I met the owner, and he is obviously very proud of the museum and must spend a lot of money keeping it in such condition. It is a pity that I was the only diner, and it was empty the following night when I walked past, despite good reviews on TripAdvisor.

Yesterday I went to the Penang State Museum and Art Gallery, which was established in 1821 and houses many state treasures including furniture, jewellery and costumes.

It is supposed to be one of the best presented museums in the country, but it was weighted in favour of the stories of the elites and dominated by ‘old wares’ and tableau presentations. It just seemed ‘old’. Not the modern ‘interpretation centre’ style of museum that I find it easier to engage with.

Cultural heritage in living cities

Yesterday I was talking to a local retired civil servant who had come to take one of my fellow hotel guests sightseeing on the other side of the island. He now lives off his pension and enjoys doing part time work in hotels to keep himself occupied.

He told me that the grand 75 year old hotel he has been working in most recently is shutting down for good next week. The building is too big and neglected to be viable as a hotel without major investment.

He said there were no plans for the building but was confident that heritage laws would protect it from demolition. When I talked to him about my hotel – Hutton Lodge - he mentioned that there had been an attempt a few years ago to burn it down for the insurance windfall.

The hotel is one of George Town’s few remaining colonial style bungalows. Fortunately it has been restored and redecorated – simply - and is now quite profitable as budget accommodation. It has a breezy interior with original architectural features intact, and I would have no hesitation in staying here again if I returned to Penang.

Later, I was thinking about urban regeneration as I walked along Armenian Street (Lebuh Armenian), which – like The Rocks in Sydney – is frequented mainly by tourists. It is very presentable, with even footpaths and restored and freshly painted buildings. The owner of the tiny café I visited said that nearly all his customers were tourists, whom he liked because they were polite and friendly.
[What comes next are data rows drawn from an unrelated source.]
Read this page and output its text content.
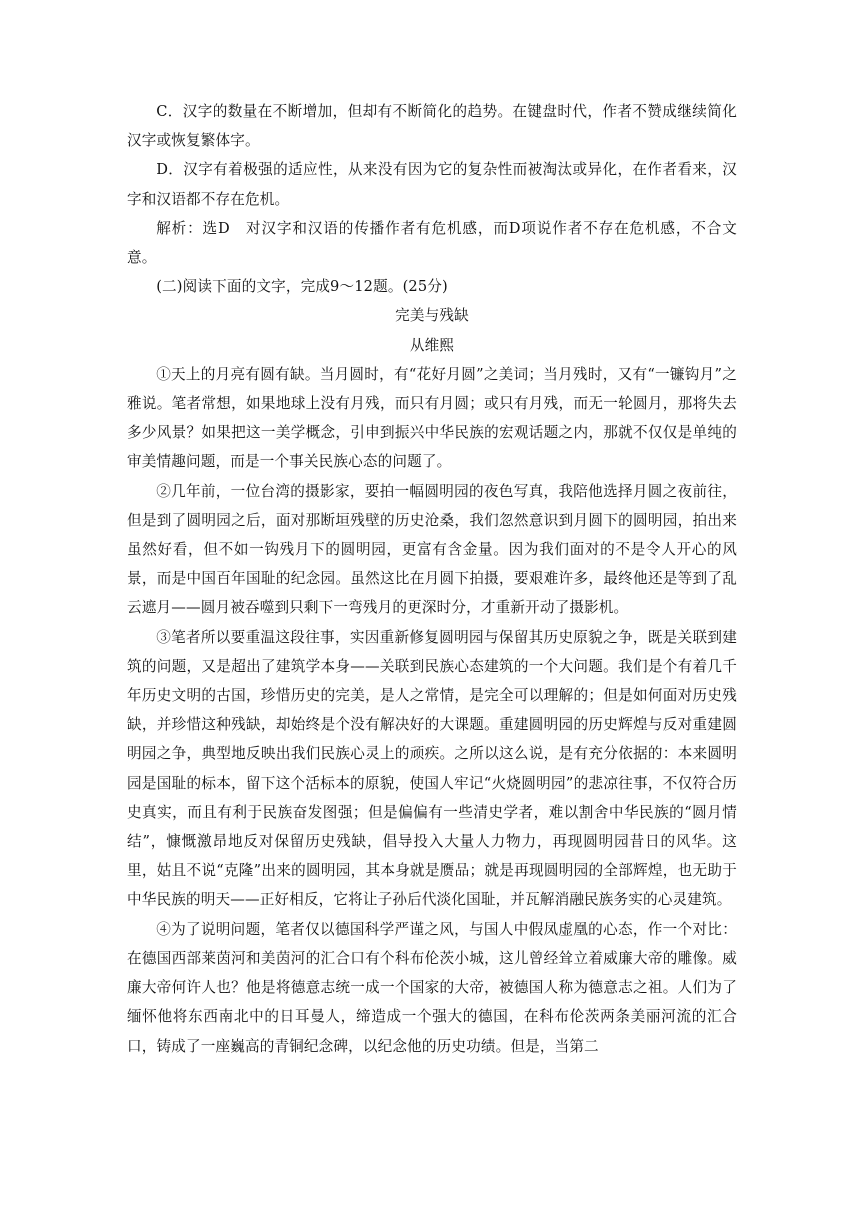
C．汉字的数量在不断增加，但却有不断简化的趋势。在键盘时代，作者不赞成继续简化汉字或恢复繁体字。

D．汉字有着极强的适应性，从来没有因为它的复杂性而被淘汰或异化，在作者看来，汉字和汉语都不存在危机。

解析：选D　对汉字和汉语的传播作者有危机感，而D项说作者不存在危机感，不合文意。

(二)阅读下面的文字，完成9～12题。(25分)

完美与残缺

从维熙

①天上的月亮有圆有缺。当月圆时，有“花好月圆”之美词；当月残时，又有“一镰钩月”之雅说。笔者常想，如果地球上没有月残，而只有月圆；或只有月残，而无一轮圆月，那将失去多少风景？如果把这一美学概念，引申到振兴中华民族的宏观话题之内，那就不仅仅是单纯的审美情趣问题，而是一个事关民族心态的问题了。

②几年前，一位台湾的摄影家，要拍一幅圆明园的夜色写真，我陪他选择月圆之夜前往，但是到了圆明园之后，面对那断垣残壁的历史沧桑，我们忽然意识到月圆下的圆明园，拍出来虽然好看，但不如一钩残月下的圆明园，更富有含金量。因为我们面对的不是令人开心的风景，而是中国百年国耻的纪念园。虽然这比在月圆下拍摄，要艰难许多，最终他还是等到了乱云遮月——圆月被吞噬到只剩下一弯残月的更深时分，才重新开动了摄影机。

③笔者所以要重温这段往事，实因重新修复圆明园与保留其历史原貌之争，既是关联到建筑的问题，又是超出了建筑学本身——关联到民族心态建筑的一个大问题。我们是个有着几千年历史文明的古国，珍惜历史的完美，是人之常情，是完全可以理解的；但是如何面对历史残缺，并珍惜这种残缺，却始终是个没有解决好的大课题。重建圆明园的历史辉煌与反对重建圆明园之争，典型地反映出我们民族心灵上的顽疾。之所以这么说，是有充分依据的：本来圆明园是国耻的标本，留下这个活标本的原貌，使国人牢记“火烧圆明园”的悲凉往事，不仅符合历史真实，而且有利于民族奋发图强；但是偏偏有一些清史学者，难以割舍中华民族的“圆月情结”，慷慨激昂地反对保留历史残缺，倡导投入大量人力物力，再现圆明园昔日的风华。这里，姑且不说“克隆”出来的圆明园，其本身就是赝品；就是再现圆明园的全部辉煌，也无助于中华民族的明天——正好相反，它将让子孙后代淡化国耻，并瓦解消融民族务实的心灵建筑。

④为了说明问题，笔者仅以德国科学严谨之风，与国人中假凤虚凰的心态，作一个对比：在德国西部莱茵河和美茵河的汇合口有个科布伦茨小城，这儿曾经耸立着威廉大帝的雕像。威廉大帝何许人也？他是将德意志统一成一个国家的大帝，被德国人称为德意志之祖。人们为了缅怀他将东西南北中的日耳曼人，缔造成一个强大的德国，在科布伦茨两条美丽河流的汇合口，铸成了一座巍高的青铜纪念碑，以纪念他的历史功绩。但是，当第二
At the end of Armenian Street is the office building of George Town World Heritage Incorporated, an advisory resource that employs professionals with backgrounds in fields including urban planning, architecture, conservation and heritage.

It is described as an independent company, although its Board of Directors is made up of government officials and politicians. Arguably that is how it should be. I would guess that the measure of their success will lie in how incorrupt they manage to be. There are exhibits on the ground floor depicting the types of architecture and methods of conservation.

Its focus is more on preservation than urban regeneration, but I was thinking that the two need to go hand in hand if the result is to be a living city rather than merely a tourist attraction or a museum.

I was reminded of an urban planning exhibition I visited when I was in Medellin, Colombia, in 2015. It was called ‘Piso Piloto. Medellin-Barcelona’ and was about renewing cities, specifically those two.

The focus was on public housing, including both architecture, art and design, and the social dimension in particular. They did not use the word ‘heritage’. But importantly, for me, they had integrated an aspect of regeneration and renovation of existing spaces.

In George Town, it seemed to me that it was all about preservation without a social dimension. That suggests that they need to work to ensure they do not end up with a large street museum rather than a living city that caters for the needs of its own population in addition to the desires of tourists.